By adding fresh materials to the compost pile, you’re also adding new microbes that will help keep the compost pile “alive.” (mix the new ingredients with the old for best effect).
Store-bought compost usually doesn’t have this advantage.
If you’re using store-bought compost, it might only last for about one year. This is because it’s already been matured and will start to lose its microbial activity and become too compacted.
Is it ok to use last year’s compost?
Yes, you can use old compost, but its value will be less than compost that finished curing 3 to 6 months ago.
But keep in mind that the longer you leave it, the less effective it becomes.
One way to use old compost is to mix it with fresh organic materials to “reactivate” the microbes.
Another way to use old compost is as a top dressing for your plants. Using expired compost as mulch can help retain moisture in the soil and add some nutrients.

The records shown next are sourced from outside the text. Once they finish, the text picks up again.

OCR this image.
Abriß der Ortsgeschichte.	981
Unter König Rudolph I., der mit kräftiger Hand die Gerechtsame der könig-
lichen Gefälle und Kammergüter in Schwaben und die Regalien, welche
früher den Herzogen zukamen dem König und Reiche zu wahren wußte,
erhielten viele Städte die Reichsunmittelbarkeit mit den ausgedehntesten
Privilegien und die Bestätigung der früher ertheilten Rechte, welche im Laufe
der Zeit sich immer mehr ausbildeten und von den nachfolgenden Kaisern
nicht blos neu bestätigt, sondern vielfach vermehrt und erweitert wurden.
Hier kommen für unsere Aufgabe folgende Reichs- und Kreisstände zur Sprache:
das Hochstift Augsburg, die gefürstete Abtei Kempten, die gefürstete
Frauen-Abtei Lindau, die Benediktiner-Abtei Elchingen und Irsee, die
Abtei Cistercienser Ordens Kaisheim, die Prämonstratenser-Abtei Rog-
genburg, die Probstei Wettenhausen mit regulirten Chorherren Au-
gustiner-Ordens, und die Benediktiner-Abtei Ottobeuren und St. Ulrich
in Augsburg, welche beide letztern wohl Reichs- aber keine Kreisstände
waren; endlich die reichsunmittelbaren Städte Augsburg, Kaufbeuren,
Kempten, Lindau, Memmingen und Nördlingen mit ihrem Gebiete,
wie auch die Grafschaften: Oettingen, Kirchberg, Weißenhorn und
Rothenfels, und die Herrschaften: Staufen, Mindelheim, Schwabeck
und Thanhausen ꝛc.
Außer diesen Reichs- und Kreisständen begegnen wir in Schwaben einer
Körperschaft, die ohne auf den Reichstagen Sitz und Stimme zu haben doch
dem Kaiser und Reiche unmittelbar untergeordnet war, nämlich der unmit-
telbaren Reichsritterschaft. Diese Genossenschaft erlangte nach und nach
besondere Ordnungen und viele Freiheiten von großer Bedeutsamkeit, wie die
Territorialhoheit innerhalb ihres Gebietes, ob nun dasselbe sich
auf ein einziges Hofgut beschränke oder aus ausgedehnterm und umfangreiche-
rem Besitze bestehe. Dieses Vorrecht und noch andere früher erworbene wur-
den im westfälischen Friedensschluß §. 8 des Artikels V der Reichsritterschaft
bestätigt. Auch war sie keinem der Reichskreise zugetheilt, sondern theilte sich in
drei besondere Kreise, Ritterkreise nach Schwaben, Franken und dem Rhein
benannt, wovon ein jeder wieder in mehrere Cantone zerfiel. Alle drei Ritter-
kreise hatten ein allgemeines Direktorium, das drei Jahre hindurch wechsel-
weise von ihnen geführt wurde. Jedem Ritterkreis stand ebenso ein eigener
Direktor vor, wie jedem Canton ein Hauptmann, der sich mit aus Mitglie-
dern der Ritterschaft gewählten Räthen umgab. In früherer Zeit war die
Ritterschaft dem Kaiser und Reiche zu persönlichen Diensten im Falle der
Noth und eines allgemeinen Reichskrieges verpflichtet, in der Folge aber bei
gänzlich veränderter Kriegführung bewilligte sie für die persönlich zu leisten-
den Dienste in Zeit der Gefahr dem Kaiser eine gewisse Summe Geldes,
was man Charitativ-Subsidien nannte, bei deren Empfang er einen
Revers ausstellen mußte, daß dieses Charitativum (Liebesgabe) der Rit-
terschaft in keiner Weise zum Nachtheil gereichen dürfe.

If you have too much compost and can’t use it in time for the current growing season, you can try storing it. Read my article about “how to store finished compost” for more tips.
How long does compost last in a bag?
So how long does store-bought compost last after opening?

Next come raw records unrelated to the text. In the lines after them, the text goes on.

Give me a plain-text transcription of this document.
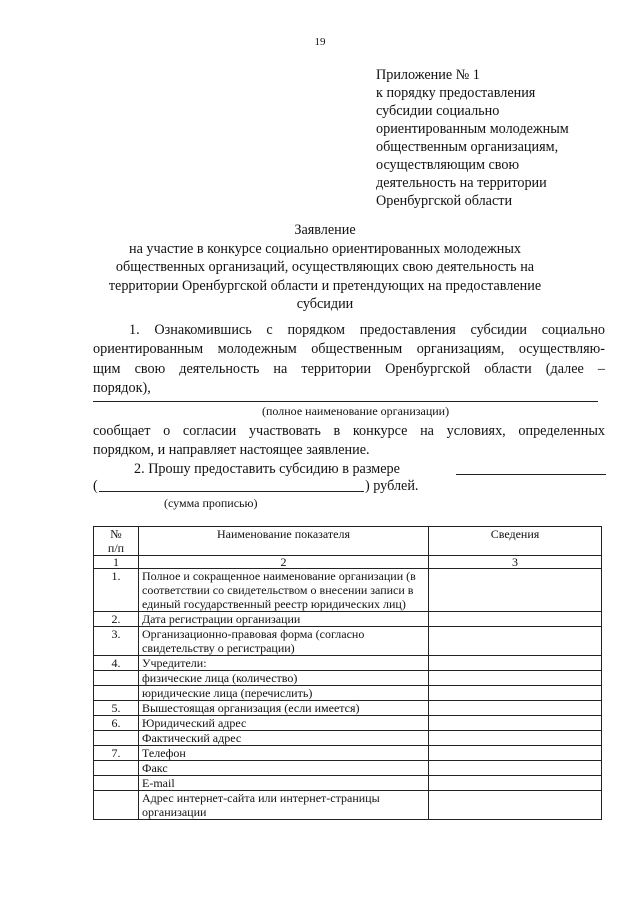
19
Приложение № 1
к порядку предоставления
субсидии социально
ориентированным молодежным
общественным организациям,
осуществляющим свою
деятельность на территории
Оренбургской области
Заявление
на участие в конкурсе социально ориентированных молодежных
общественных организаций, осуществляющих свою деятельность на
территории Оренбургской области и претендующих на предоставление
субсидии
1. Ознакомившись с порядком предоставления субсидии социально
ориентированным молодежным общественным организациям, осуществляю-
щим свою деятельность на территории Оренбургской области (далее –
порядок),
(полное наименование организации)
сообщает о согласии участвовать в конкурсе на условиях, определенных
порядком, и направляет настоящее заявление.
2. Прошу предоставить субсидию в размере
(	) рублей.
(сумма прописью)
№
п/п	Наименование показателя	Сведения
1	2	3
1.	Полное и сокращенное наименование организации (в соответствии со свидетельством о внесении записи в единый государственный реестр юридических лиц)	
2.	Дата регистрации организации	
3.	Организационно-правовая форма (согласно свидетельству о регистрации)	
4.	Учредители:	
	физические лица (количество)	
	юридические лица (перечислить)	
5.	Вышестоящая организация (если имеется)	
6.	Юридический адрес	
	Фактический адрес	
7.	Телефон	
	Факс	
	E-mail	
	Адрес интернет-сайта или интернет-страницы организации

Bagged compost can be preserved for up to 6 months.
After a year, the volume and microbial activity will reduce considerably.
Generally, compost will last for about a year if it’s stored in a cool location and moisture levels are monitored. (You don’t want the compost to dry out – use a compost moisture meter to check this). However, the compost may lose its value over time, so it’s not ideal for long-term use.
Can you use old bags of compost?
Yes, old bags of compost still have value for your garden, and if you use your imagination, you can still get plenty of value from old compost stores. And there are various ways to rejuvenate old compost.
It’s true… It will have less value than a newer batch of compost. Its structural, nutrient, and microbial value will be reduced.
Here are a few ideas for how to use old bags of compost:
- Use it as mulch. It will help retain moisture and suppress weed growth
- Mix it with other organic materials to make a new compost pile.
- Use it as turf dressing
- Add some manure to old compost. This will quickly introduce new microbial activity and nitrogen.
How long does potting compost last?
Potting compost has a similar shelf-life to other types of compost. So if possible, it should be used in the current growing season. But it will last for up to 6 months. After this time, composts value will reduce.
How long does compost last in pots?
Compost is only really good for one growing season. After plants have gone through a growth cycle, much of the compost value is lost. For this reason, compost is not really meant for long-term use in pots.
You can add fresh organic material to the potting mix to rejuvenate the compost and provide more nutrients and organic matter for future plants.
Remember, you can reuse last year’s compost, but its nutrient, microbial, and structural value will be considerably less. But it still provides a helpful growing medium that can be revived by mixing it with other ingredients.
It’s a shame to throw out last year’s compost, so find a way to reuse it and keep those nutrients cycling back into your garden.
How long does compost last in soil?
Compost will last in the soil until the next growing season, after which it can be renewed. Then, the compost will have done its job, and ideally, plants will need fresh compost.
After applying compost to your garden beds, it continues to break down in the soil, encouraging soil life that is helpful to plants. But after a while, the organic matter in compost becomes more inert, and microbial activity slows down.
Another fundamental property of compost is that it improves soil structure, providing better aeration and drainage. But because the compost has further decomposed, it becomes more compact and, therefore, less effective.
Compost does not have an infinite shelf-life.
But it can last for up to a year if it is stored in a cool location and you occasionally check moisture levels.
Proper storage is the key to making compost last longer.
But remember, even if you have old compost, it still has value and can be refreshed to become an excellent soil amendment for the next growth cycle!